Les « chargers » de scooters sont plus faciles à trouver, car ils n’ont pas besoin de licences, de voitures propres ou de vérifications d’antécédents. Cela signifie qu’il sera plus facile pour Uber d’entrer dans la guerre des trottinettes que l’inverse. Et la question complexe de savoir quand et où déployer des trottinettes est probablement la même que quand et où déployer des VTC. Et c’est là que Uber a un avantage significatif.
Une trottinette dans le coffre du Uber ?
Imaginez plutôt : un chauffeur Uber ramasse quelques trottinettes à la fin de sa soirée dans sa 5008, les charge pendant la nuit, puis les déploie dans un lieu différent le lendemain matin où la demande sera plus élevée.
Uber a passé des années à optimiser ses algorithmes pour comprendre ces lieux et ces moments. Cette information sera-t-elle radicalement différente entre les VTC et les trottinettes ? Non, parce que les gens qui veulent passer d’un point A à un point B sont prêts à essayer différents modes à différents moments. Ceci est particulièrement vrai chez les early-adopters qui constituent aujourd’hui le noyau des utilisateurs de trottinettes.
Il n’y a donc pas de fossé significatif ou de barrière à l’entrée résultant de la logistique des trottinettes. Les sociétés de VTC disposent déjà de centaine de conducteurs et il est facile d’imaginer qu’un petit nombre d’entre eux puissent également être « chargers ». Le rachat de Jump par Uber et l’acquisition de Motivate, le plus grand réseau de partage de vélos aux États-Unis, par Lyft, le principal concurrent d’Uber, démontre que les équipes des géants du VTC comprennent les défis du partage de vélos, qui est encore plus similaire au partage de trottinettes.
Un business model qui tient la route ?
Qu’en est-il de la rentabilité du modèle ? Les récentes fuites (volontaires ?) sur les chiffres de Bird et Lime indiquent un très faible coût d’acquisition par clients, des taux d’utilisation de 10 à 12 trajets par jour et des périodes d’amortissement pour les trottinettes de seulement quelques mois. Le secteur est attrayant, cependant il ne dispose d’aucune barrière à l’entrée.
« Les sociétés de covoiturage ont déjà les algorithmes les plus pertinents, le plus grand nombre d’utilisateurs et l’expertise en logistique pour approvisionner les lieux de demande. »

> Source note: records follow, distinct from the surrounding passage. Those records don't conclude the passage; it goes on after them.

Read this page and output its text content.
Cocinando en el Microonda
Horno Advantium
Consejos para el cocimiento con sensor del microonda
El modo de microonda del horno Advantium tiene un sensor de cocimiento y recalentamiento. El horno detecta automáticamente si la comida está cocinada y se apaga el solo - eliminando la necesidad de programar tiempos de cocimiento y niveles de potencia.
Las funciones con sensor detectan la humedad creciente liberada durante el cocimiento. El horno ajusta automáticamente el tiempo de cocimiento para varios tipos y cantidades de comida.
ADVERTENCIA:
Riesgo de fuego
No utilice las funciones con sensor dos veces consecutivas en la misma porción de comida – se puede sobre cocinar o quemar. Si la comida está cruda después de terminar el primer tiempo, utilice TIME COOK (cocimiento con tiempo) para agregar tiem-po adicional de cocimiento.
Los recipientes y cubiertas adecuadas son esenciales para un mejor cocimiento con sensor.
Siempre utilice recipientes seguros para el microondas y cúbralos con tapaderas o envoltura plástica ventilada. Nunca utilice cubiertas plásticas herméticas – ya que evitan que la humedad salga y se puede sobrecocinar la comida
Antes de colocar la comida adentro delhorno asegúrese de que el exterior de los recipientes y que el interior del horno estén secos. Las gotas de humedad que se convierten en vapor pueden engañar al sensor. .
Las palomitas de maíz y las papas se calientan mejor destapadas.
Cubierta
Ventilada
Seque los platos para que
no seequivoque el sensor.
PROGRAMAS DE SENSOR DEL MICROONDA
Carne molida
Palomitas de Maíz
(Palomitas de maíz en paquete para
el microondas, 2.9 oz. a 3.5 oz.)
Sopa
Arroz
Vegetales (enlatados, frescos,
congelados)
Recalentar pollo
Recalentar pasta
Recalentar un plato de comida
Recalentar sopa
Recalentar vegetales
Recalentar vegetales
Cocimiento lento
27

Ce qui est encore plus effrayant pour un investisseur de Bird ou de Spin, c’est le risque qu’Uber et Lyft, avec leur coûteuse acquisition de clients, utilisent des trottinettes comme moyen d’acquérir des clients pour leurs activités de VTC. En effet, il pourrait être économiquement sensé pour les sociétés de VTC de mettre à disposition les trottinettes gratuitement, juste pour inciter davantage de consommateurs à utiliser leurs applications. Si un pilote de trottinette utilise Uber ou Lyft pour trouver des trottinettes, que se passe-t-il lorsqu’il pleut ou qu’il est en retard ? Ils seront susceptibles de payer pour un trajet en voiture au lieu d’économiser de l’argent avec un trajet en trottinette détrempé et/ou en retard.
Qu’on se le dise, si les sociétés de VTC proposent de tester des trajets en trottinettes électriques gratuitement ou sur abonnement afin de réduire leurs propres coûts d’acquisition de clients. Et que cela fonctionne, alors les startups « trottinette » seront finies. Leur économie fonctionnera soudainement à l’envers, les consommateurs réalisant qu’une trottinette gratuite ou à très faible coût est disponible à proximité grâce à une application de VTC qu’ils utilisent déjà.

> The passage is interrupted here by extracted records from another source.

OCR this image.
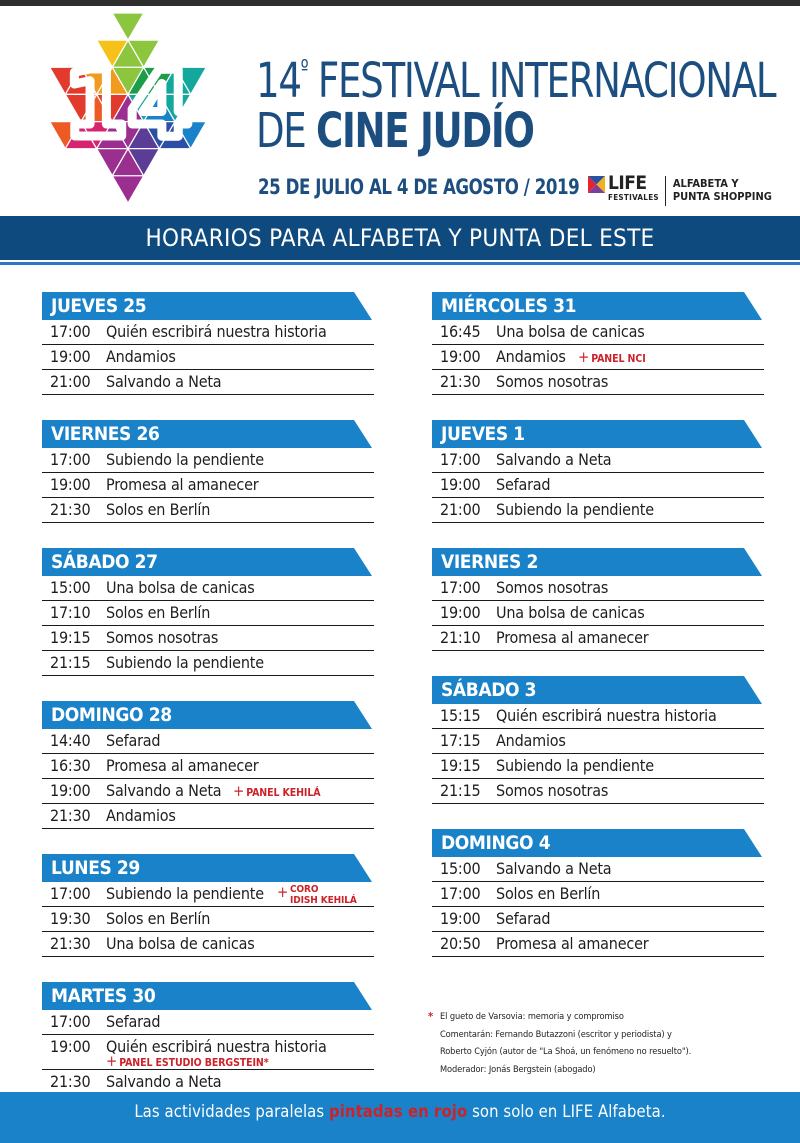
14 $14^º$ FESTIVAL INTERNACIONAL
DE CINE JUDÍO
25 DE JULIO AL 4 DE AGOSTO / 2019 LIFE
FESTIVALES
ALFABETA Y
PUNTA SHOPPING
HORARIOS PARA ALFABETA Y PUNTA DEL ESTE
JUEVES 25
17:00 Quién escribirá nuestra historia
19:00 Andamios
21:00 Salvando a Neta
VIERNES 26
17:00 Subiendo la pendiente
19:00 Promesa al amanecer
21:30 Solos en Berlín
SÁBADO 27
15:00 Una bolsa de canicas
17:10 Solos en Berlín
19:15 Somos nosotras
21:15 Subiendo la pendiente
DOMINGO 28
14:40 Sefarad
16:30 Promesa al amanecer
19:00 Salvando a Neta + PANEL KEHILÁ
21:30 Andamios
LUNES 29
17:00 Subiendo la pendiente + CORO
IDISH KEHILÁ
19:30 Solos en Berlín
21:30 Una bolsa de canicas
MARTES 30
17:00 Sefarad
19:00 Quién escribirá nuestra historia
+ PANEL ESTUDIO BERGSTEIN*
21:30 Salvando a Neta
MIÉRCOLES 31
16:45 Una bolsa de canicas
19:00 Andamios + PANEL NCI
21:30 Somos nosotras
JUEVES 1
17:00 Salvando a Neta
19:00 Sefarad
21:00 Subiendo la pendiente
VIERNES 2
17:00 Somos nosotras
19:00 Una bolsa de canicas
21:10 Promesa al amanecer
SÁBADO 3
15:15 Quién escribirá nuestra historia
17:15 Andamios
19:15 Subiendo la pendiente
21:15 Somos nosotras
DOMINGO 4
15:00 Salvando a Neta
17:00 Solos en Berlín
19:00 Sefarad
20:50 Promesa al amanecer
* El gueto de Varsovia: memoria y compromiso

Comentarán: Fernando Butazzoni (escritor y periodista) y

Roberto Cyjón (autor de "La Shoá, un fenómeno no resuelto").

Moderador: Jonás Bergstein (abogado)

Las actividades paralelas pintadas en rojo son solo en LIFE Alfabeta.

Une guerre entre les startups des trottinettes en libre-service, vraiment ?
La guerre des trottinettes aura bien lieu. Et il y aura du grabuge. Fondamentalement, c’est parce que les sociétés de VTC ont déjà les algorithmes les plus pertinents, le plus grand nombre d’utilisateurs et l’expertise en logistique pour approvisionner les lieux de demande qu’elles remporteront ce marché. Comme elles remporteront tous les marchés de la mobilité de proximité. On assiste à un remake des oligopoles technologiques qui étendent leur pouvoir pour écraser les startups innovantes, car ne nous y trompons pas, quand Uber investit 335 millions dans les trottinettes ce n’est pas pour soutenir l’innovation.